Now imagine that every software company out there which has a strong software suite (Adobe, Autodesk, Blender, various scientific software, etc.), imagine if they had to code from scratch for different ASICs just in hopes that some of them might get used. See? ASICs make sense from hardware point of view, software not so much if at all.
Hell, even the name says it all ASIC - Application-specific integrated circuit; it's an Application-specific hardware, meaning hardware made for a specific application or a small class of those. This is very much opposed to the CPU, which is very generic and can run any software as long as it has a compiler for the CPU architecture (this is pretty much a given nowadays). Where you can as SW company (from my first example) work on your software without having to worry which hardware it will be run on, as you you provide that software in multiple binary or distribution forms, but not for any ASICs (obviously). :laugh:
I would much like some In Order Operations in the instructions of the cpu, however this isn't in possible in the current desin of OoO ( out of Order opertations).

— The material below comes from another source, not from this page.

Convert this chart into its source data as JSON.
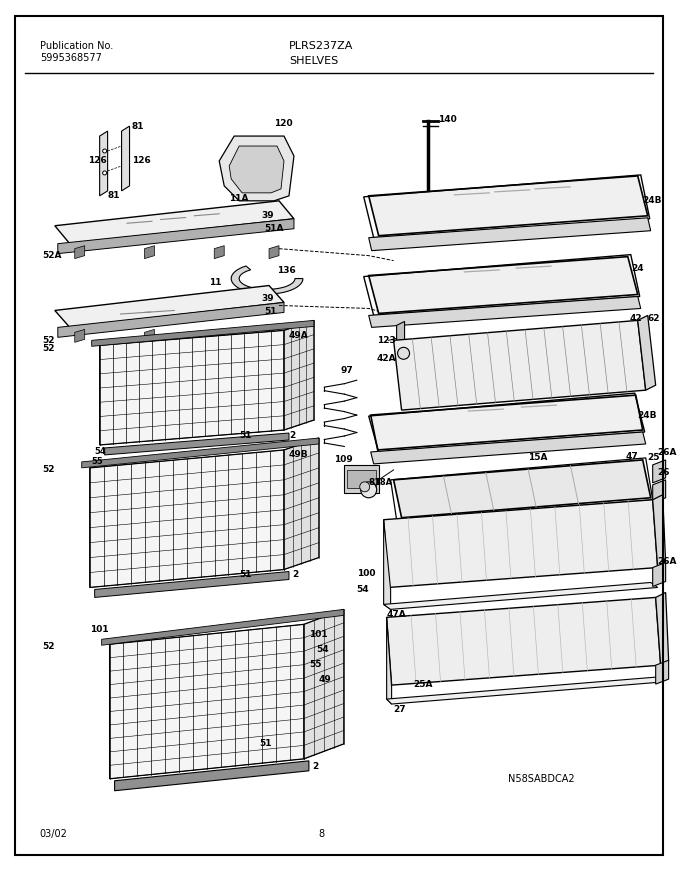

I mean sure there are tricks programers can do from trying to get to run in order from the out of order. But why not use the an A.A or algorythom to Sense which works fasters for certain code. Like it would run it in both Out of out order on one try & in roder in another try. Not like the Speculation that's currently in the instuction cache no this would have been measure on the end of the execute not the beginning.
Out of order would always be faster than in order unless no instructions could be re-ordered, which is almost never the case.
There is a reason why OoO was introduced in the first place. It's to increase performance by eliminating bottlenecks and avoiding NOP operations, avoiding having to wait for result of some instruction before starting work on next instructions.